Since 2020, the Africa CDC in collaboration with the African Society for Laboratory Medicine, the South African National Bioinformatics Institute and several public health institutions across Africa are working to develop a continental platform for pathogen genomic data management and sharing. The technology innovation and development involves industry and other partners.

The development of such a platform is not merely a technical exercise, though. An ecosystem must be created for its adoption. So it is being built in parallel with a consultation led by the Africa CDC with its member states, to refine data sharing agreements between countries and support national data governance frameworks.

The platform rests on six pillars.

Collaboration and consistency

The first pillar is adoption and change management. Regional organisations – those that drove training and infrastructure investment during the COVID-19 pandemic – must drive the development of the necessary policies, processes and system changes across the continent.

Second, the platform must offer a good user experience that will allow for seamless, cost-effective data collection and the timely sharing and use of data across Africa.

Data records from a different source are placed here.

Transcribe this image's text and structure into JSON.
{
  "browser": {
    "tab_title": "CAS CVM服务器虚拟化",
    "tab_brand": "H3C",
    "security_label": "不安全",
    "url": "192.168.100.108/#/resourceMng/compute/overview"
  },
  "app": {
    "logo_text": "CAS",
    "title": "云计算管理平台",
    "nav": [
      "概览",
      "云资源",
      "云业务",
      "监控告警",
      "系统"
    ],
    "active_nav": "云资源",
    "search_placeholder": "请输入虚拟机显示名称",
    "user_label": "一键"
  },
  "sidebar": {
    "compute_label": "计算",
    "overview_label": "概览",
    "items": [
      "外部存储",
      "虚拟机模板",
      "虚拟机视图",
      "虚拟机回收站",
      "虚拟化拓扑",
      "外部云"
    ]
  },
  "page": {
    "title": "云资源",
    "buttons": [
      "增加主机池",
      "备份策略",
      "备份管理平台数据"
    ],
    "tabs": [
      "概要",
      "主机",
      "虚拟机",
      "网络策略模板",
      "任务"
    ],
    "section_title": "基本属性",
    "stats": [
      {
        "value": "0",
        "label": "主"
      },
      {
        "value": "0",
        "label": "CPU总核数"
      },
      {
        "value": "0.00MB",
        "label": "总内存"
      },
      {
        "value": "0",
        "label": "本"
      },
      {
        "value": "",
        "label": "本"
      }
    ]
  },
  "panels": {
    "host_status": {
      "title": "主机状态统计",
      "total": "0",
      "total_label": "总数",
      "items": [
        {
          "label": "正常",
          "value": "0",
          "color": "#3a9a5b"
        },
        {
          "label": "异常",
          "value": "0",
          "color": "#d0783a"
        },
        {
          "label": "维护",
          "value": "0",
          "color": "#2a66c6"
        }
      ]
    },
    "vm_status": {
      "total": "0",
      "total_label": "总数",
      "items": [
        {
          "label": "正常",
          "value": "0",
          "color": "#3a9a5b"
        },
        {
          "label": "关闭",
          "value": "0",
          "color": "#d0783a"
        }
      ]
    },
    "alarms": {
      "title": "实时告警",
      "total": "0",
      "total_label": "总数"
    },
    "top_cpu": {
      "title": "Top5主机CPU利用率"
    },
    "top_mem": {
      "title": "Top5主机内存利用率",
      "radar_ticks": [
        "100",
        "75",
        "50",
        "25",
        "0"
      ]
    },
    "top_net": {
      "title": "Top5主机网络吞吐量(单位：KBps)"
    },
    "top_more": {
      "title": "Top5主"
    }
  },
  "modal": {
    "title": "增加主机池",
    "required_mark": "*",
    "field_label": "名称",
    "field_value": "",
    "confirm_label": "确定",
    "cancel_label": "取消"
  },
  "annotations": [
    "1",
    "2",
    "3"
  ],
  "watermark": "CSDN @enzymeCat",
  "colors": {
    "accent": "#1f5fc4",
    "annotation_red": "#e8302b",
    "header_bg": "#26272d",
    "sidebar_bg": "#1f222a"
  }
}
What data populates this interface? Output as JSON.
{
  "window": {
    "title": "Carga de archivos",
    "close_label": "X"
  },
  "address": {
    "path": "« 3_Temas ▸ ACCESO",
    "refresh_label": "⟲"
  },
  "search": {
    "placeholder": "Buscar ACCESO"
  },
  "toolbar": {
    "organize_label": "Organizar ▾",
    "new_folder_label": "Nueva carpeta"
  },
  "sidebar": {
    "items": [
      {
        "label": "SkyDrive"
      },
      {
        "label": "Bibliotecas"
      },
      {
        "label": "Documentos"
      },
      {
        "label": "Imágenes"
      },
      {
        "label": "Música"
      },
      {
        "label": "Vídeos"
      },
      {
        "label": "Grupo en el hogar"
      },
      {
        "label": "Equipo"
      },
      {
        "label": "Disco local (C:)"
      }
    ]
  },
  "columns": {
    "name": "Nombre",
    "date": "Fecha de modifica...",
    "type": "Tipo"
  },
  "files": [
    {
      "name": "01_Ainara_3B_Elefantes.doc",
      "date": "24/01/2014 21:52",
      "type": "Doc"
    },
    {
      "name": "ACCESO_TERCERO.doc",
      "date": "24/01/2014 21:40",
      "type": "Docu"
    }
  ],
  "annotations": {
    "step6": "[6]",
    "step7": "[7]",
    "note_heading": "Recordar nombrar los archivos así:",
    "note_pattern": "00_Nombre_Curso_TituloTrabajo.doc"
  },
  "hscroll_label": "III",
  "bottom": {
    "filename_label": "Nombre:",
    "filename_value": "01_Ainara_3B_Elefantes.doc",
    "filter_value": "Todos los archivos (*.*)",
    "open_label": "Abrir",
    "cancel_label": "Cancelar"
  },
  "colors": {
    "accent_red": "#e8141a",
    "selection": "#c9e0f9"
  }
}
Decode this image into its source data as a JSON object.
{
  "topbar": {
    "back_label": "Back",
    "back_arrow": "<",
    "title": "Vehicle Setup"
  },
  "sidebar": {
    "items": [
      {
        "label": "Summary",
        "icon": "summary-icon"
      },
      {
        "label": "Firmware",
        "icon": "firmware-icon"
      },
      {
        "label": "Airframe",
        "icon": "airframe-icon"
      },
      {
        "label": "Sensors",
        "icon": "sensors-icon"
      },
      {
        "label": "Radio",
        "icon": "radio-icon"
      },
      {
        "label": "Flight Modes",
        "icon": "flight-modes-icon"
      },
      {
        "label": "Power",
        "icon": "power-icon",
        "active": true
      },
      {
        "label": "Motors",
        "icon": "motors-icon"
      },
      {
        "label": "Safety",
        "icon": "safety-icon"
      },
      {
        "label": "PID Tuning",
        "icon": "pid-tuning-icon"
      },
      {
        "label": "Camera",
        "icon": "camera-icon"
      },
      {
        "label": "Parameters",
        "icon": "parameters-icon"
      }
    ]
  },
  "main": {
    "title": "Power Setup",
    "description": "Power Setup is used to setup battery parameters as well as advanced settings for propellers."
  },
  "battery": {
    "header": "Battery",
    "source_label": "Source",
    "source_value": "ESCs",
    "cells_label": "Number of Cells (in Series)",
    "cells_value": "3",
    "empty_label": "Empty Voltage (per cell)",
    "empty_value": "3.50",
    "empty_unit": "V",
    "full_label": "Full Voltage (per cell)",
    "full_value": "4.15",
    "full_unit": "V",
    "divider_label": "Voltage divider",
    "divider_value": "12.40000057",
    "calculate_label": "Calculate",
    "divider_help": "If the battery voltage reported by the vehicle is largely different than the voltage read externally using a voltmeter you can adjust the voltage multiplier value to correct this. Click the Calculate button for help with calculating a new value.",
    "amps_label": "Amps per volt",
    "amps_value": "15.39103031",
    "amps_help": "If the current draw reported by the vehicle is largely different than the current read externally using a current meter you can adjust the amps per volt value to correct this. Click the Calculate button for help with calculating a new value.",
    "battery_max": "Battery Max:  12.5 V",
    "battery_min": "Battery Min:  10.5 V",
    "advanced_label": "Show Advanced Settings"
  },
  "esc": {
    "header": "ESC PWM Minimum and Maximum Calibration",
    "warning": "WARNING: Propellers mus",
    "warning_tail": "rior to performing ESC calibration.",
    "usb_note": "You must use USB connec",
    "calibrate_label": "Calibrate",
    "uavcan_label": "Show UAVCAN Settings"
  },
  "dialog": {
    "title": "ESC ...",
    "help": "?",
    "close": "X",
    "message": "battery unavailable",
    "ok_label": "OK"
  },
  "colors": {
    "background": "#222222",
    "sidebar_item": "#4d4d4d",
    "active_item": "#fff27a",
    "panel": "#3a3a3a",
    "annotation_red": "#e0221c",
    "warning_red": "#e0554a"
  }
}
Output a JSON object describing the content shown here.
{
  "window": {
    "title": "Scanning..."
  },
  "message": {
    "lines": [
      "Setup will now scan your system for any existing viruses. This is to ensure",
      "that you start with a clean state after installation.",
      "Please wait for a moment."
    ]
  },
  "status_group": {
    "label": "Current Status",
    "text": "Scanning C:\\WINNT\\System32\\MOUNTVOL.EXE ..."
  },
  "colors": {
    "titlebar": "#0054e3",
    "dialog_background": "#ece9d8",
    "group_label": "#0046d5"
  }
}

Third, we need data services and products to facilitate the sharing of data and information with decision-makers who are not scientists or geneticists.

Fourth, standardised and consistent data management processes, practices, tools and controls for how data is processed, stored, shared and deployed are needed across countries and contexts.

Core infrastructure is the fifth pillar: the technical side of the platform must be composed of application and infrastructure components that can be rapidly reconfigured for contexts and diseases.

And, finally, good programme management and sustainable resources will be key.

A global imperative

As we argue in our journal article, data management and analytics to support data-driven decision making in public health is a global imperative. It requires continuous engagement with international disease surveillance stakeholders and technology platform developers.

The human and resource costs of unchecked diseases in Africa have been pointed out. If there is going to be a collective response to Africa’s burden of diseases – and it is a massive task – a shared pathogen genomics data platform would be a crucial step in underpinning those efforts.

An African owned and African led data sharing platform will be critical for timely sharing of locally produced data to inform rapid response to outbreaks. It will also be a critical step towards an equitable mechanism to maximise the value and utility of pathogen genetic data for national, regional and global health security.